Rice & chicken stuffing
  • 2 Organic Larder chickens
  • 450 g Organic Larder ground lamb or beef
  • 1 cup Organic Larder rice, soaked overnight, rinsed & drained
  • 1¾ cups chicken stock or water
  • 1 onion, diced
  • 2 tbsp Organic Larder olive oil
  • 1 tsp Organic Larder butter
  • 1 tsp Allspice or a mix of paprika, cumin, onion, garlic powder
  • 1 tsp cinnamon
  • 1 tsp nutmeg
  • ½ cup pine nuts
  • Salt & pepper to taste

Chicken rub

  • 1 tbsp Organic Larder lemon juice
  • 2 tbsp Organic Larder yogurt
  • 2 tbsp pomegranate molasses
  • 1 tsp Middle Eastern chicken seasoning, or Allspice 2 tbsp butter
  • Salt & pepper to taste


  • 1. Sauté the diced onions in olive oil until translucent. Add the rice and sauté for a couple of minutes. Add the chicken broth or water, salt & pepper, 1 tsp allspice & a little freshly grated nutmeg. Bring to a boil and then simmer until becoming tender, but not mushy. It should take 15 minutes.

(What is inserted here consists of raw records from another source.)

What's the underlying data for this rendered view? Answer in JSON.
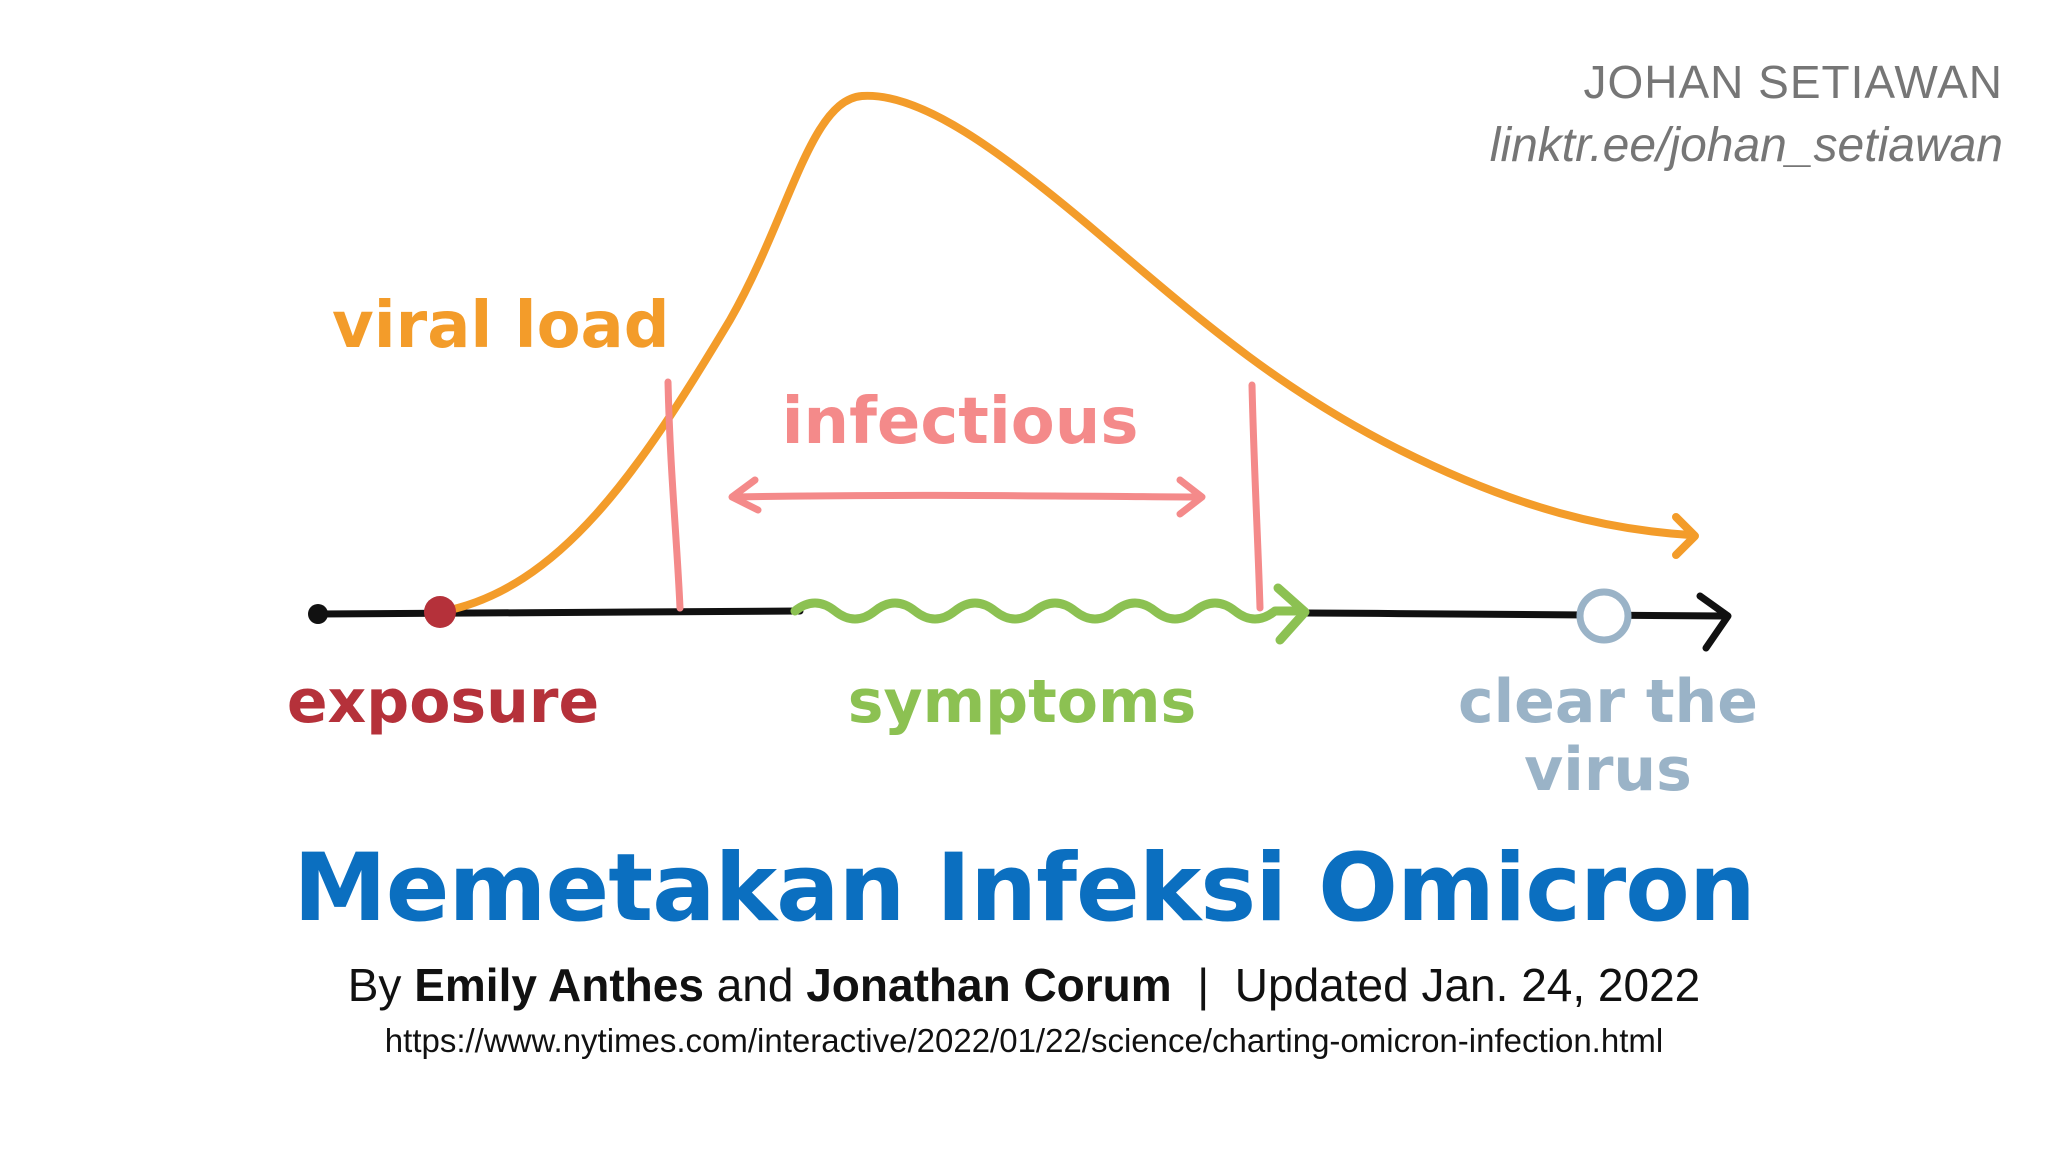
{
  "credit": {
    "name": "JOHAN SETIAWAN",
    "link": "linktr.ee/johan_setiawan"
  },
  "diagram": {
    "labels": {
      "viral_load": "viral load",
      "infectious": "infectious",
      "exposure": "exposure",
      "symptoms": "symptoms",
      "clear_line1": "clear the",
      "clear_line2": "virus"
    },
    "colors": {
      "viral_load": "#f39c2a",
      "infectious": "#f48a8a",
      "exposure": "#b5313a",
      "symptoms": "#8cc152",
      "clear": "#9ab3c7",
      "timeline": "#111111"
    }
  },
  "title": "Memetakan Infeksi Omicron",
  "byline": {
    "by": "By",
    "author1": "Emily Anthes",
    "and": "and",
    "author2": "Jonathan Corum",
    "separator": "|",
    "updated": "Updated Jan. 24, 2022"
  },
  "url": "https://www.nytimes.com/interactive/2022/01/22/science/charting-omicron-infection.html"
}
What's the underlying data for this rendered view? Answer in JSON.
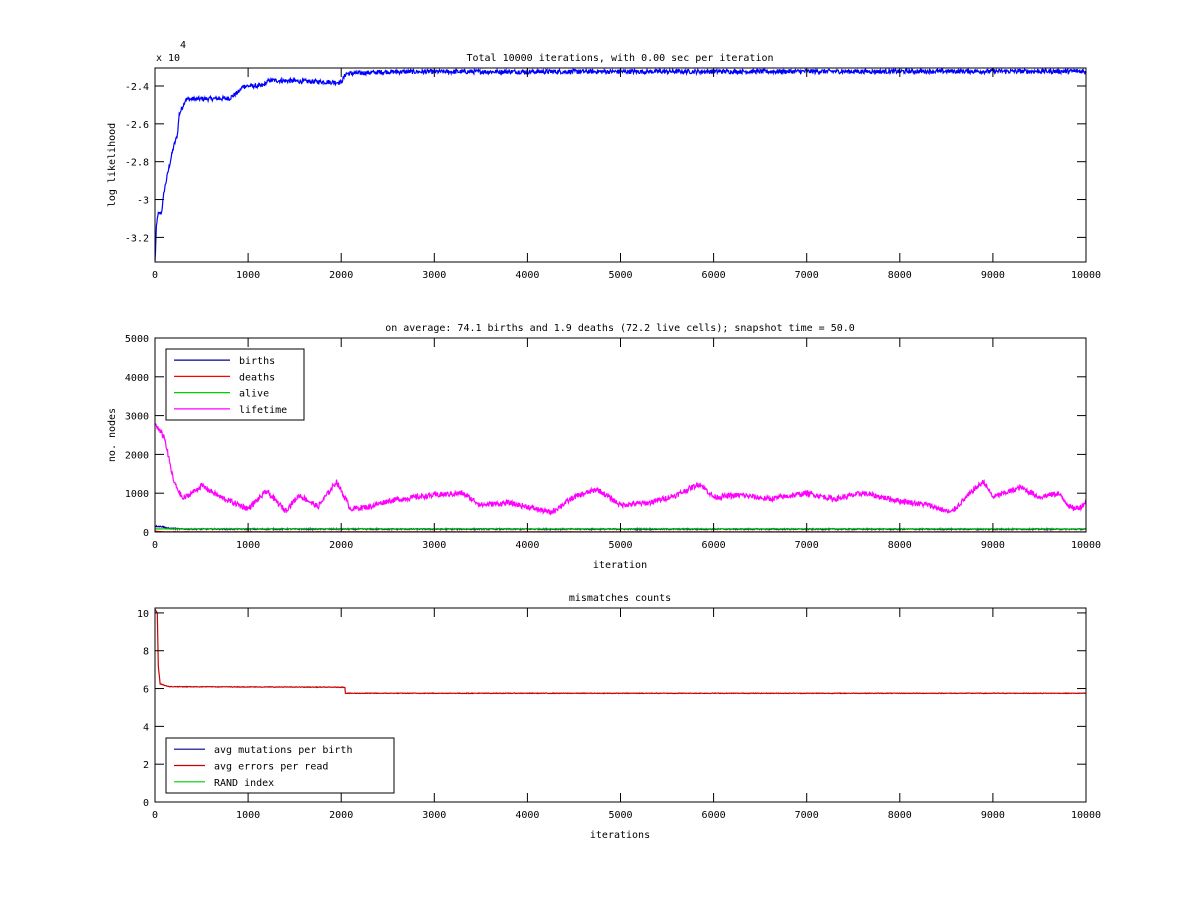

  • 2. Brown the meat, breaking it up into small pieces with your spatula. Season with salt, pepper, 1/2 tsp Allspice & a little bit of cinnamon.
  • 3. Sauté the pine nuts in a tablespoon of butter, over low heat, stirring carefully and watching. They burn very easily.

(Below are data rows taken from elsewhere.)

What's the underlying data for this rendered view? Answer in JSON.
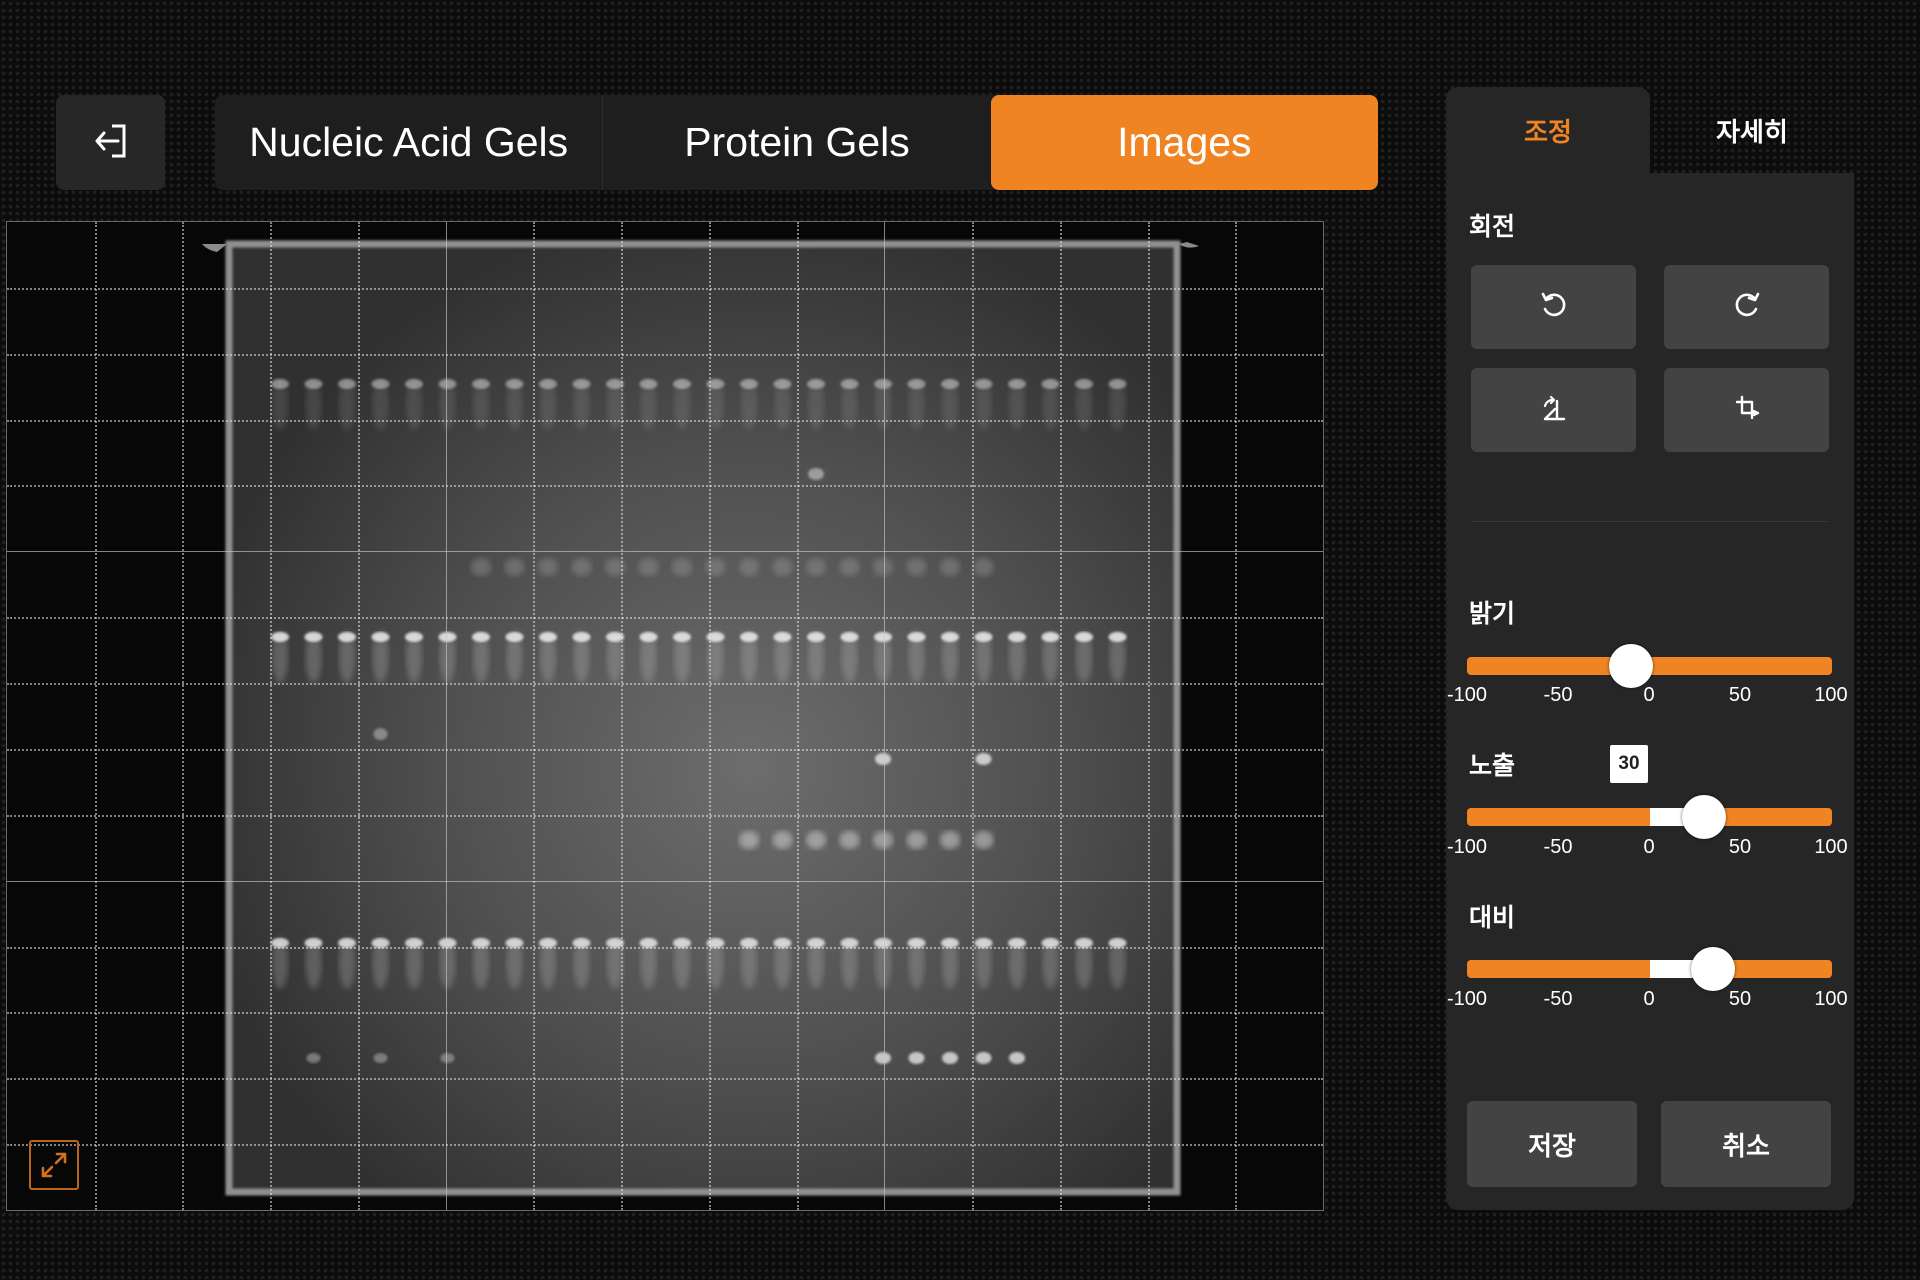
{
  "nav": {
    "back_icon": "exit-icon",
    "tabs": [
      {
        "label": "Nucleic Acid Gels",
        "active": false
      },
      {
        "label": "Protein Gels",
        "active": false
      },
      {
        "label": "Images",
        "active": true
      }
    ]
  },
  "viewer": {
    "expand_icon": "expand-icon",
    "accent_color": "#f18422"
  },
  "panel": {
    "tabs": [
      {
        "label": "조정",
        "active": true
      },
      {
        "label": "자세히",
        "active": false
      }
    ],
    "rotation": {
      "label": "회전",
      "buttons": [
        "rotate-left-icon",
        "rotate-right-icon",
        "flip-horizontal-icon",
        "flip-vertical-icon"
      ]
    },
    "sliders": [
      {
        "label": "밝기",
        "value": -10,
        "ticks": [
          "-100",
          "-50",
          "0",
          "50",
          "100"
        ]
      },
      {
        "label": "노출",
        "value": 30,
        "value_display": "30",
        "ticks": [
          "-100",
          "-50",
          "0",
          "50",
          "100"
        ]
      },
      {
        "label": "대비",
        "value": 35,
        "ticks": [
          "-100",
          "-50",
          "0",
          "50",
          "100"
        ]
      }
    ],
    "save_label": "저장",
    "cancel_label": "취소"
  }
}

  • 4. In a bowl, combine the rice, meat, pine nuts & onions. Season to taste.
  • 5. Wash the chickens and pat dry inside and out and set them into a shallow roasting pan.
  • 6. Divide the rice into two separate bowls. Reserve one bowl to serve with the chicken. Spoon stuffing from the other bowl into the cavity of the chicken, fitting as much as you can. Using toothpicks, secure the opening to the cavity as best as you can. If you prefer, you can sew the cavity closed.

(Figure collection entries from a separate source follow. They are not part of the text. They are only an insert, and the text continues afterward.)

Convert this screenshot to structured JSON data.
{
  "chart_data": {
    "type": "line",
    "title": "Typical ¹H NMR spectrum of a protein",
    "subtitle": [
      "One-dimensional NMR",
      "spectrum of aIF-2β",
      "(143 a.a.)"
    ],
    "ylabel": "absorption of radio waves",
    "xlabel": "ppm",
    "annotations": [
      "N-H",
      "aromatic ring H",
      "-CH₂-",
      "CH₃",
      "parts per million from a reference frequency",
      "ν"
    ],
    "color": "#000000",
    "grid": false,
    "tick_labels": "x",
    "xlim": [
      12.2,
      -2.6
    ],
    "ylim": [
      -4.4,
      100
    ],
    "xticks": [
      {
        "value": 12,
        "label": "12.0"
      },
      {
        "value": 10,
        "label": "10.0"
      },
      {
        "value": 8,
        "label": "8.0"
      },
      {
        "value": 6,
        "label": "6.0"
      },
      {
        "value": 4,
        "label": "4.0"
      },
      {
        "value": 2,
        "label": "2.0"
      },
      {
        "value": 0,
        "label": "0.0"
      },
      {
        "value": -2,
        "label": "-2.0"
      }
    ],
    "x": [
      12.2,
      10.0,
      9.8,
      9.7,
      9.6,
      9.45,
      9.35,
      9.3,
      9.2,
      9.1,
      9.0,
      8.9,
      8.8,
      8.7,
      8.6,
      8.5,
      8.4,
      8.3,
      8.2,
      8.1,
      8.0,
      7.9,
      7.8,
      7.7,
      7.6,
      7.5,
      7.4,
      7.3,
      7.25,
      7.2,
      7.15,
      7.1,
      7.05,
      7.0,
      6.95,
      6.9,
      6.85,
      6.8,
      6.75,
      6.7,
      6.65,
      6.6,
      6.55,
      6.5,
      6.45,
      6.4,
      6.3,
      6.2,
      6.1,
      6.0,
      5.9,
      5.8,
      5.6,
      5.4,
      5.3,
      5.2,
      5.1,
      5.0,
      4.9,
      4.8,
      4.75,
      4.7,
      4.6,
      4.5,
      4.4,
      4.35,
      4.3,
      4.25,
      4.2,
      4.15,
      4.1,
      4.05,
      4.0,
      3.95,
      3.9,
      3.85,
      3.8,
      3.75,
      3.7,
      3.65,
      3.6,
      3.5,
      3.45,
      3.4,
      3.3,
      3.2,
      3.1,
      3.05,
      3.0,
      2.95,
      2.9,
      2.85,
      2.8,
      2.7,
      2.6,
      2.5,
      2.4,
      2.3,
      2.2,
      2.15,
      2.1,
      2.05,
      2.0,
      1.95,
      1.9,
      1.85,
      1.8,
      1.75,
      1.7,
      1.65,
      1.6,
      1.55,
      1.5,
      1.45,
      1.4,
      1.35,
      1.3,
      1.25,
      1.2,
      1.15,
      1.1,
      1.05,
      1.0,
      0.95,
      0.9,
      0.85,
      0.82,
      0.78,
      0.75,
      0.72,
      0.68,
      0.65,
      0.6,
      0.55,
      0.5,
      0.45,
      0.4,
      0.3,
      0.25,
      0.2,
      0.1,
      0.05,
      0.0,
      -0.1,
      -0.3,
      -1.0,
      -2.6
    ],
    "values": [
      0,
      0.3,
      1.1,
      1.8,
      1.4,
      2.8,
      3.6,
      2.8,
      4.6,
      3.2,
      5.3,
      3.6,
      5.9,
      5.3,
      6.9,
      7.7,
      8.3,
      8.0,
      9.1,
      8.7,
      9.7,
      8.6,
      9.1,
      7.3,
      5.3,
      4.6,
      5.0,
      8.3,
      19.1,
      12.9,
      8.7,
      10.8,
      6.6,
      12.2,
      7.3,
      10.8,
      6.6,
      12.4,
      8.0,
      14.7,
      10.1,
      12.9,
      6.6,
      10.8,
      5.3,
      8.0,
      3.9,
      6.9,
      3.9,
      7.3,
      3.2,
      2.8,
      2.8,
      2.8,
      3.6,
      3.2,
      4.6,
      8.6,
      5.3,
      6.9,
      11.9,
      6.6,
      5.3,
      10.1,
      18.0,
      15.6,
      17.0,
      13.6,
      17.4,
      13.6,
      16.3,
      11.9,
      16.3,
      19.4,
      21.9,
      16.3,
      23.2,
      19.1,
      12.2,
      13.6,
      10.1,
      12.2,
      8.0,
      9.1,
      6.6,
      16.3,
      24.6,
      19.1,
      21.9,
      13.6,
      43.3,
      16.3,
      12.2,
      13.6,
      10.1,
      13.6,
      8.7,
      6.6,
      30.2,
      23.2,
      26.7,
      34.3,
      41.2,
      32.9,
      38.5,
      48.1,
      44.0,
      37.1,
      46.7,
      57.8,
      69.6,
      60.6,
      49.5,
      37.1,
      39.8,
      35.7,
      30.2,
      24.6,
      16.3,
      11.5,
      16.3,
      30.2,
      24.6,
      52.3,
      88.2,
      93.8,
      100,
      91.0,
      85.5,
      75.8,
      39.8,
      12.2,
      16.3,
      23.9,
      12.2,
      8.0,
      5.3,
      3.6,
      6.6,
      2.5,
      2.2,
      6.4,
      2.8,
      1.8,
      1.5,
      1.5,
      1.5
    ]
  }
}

  • 7. In a small bowl, combine lemon juice, yogurt & pomegranate molasses. Rub into the chicken breast. Salt & pepper the chicken. Place some pats of butter under the breast skin, and rub a little more onto the chicken skin.
  • 8. For a tender bird, slow roast the chicken using this method. Preheat oven to 150° C and roast the chicken. Roast until the chicken reaches 70° C, then turn the oven up to 190° C, baste the chicken with its juices, and roast until the chicken's internal temperature reaches 80° C. This should take a total of 2 and a half to 3 hours, depending on the size of the chickens.
  • 9. Cover with foil and let the chicken rest for 5 to 10 minutes, for its juices to redistribute.
  • 10. To make the most flavorful rice, pour some of the chicken drippings from the roast pan into the reserved rice stuffing and stir it in.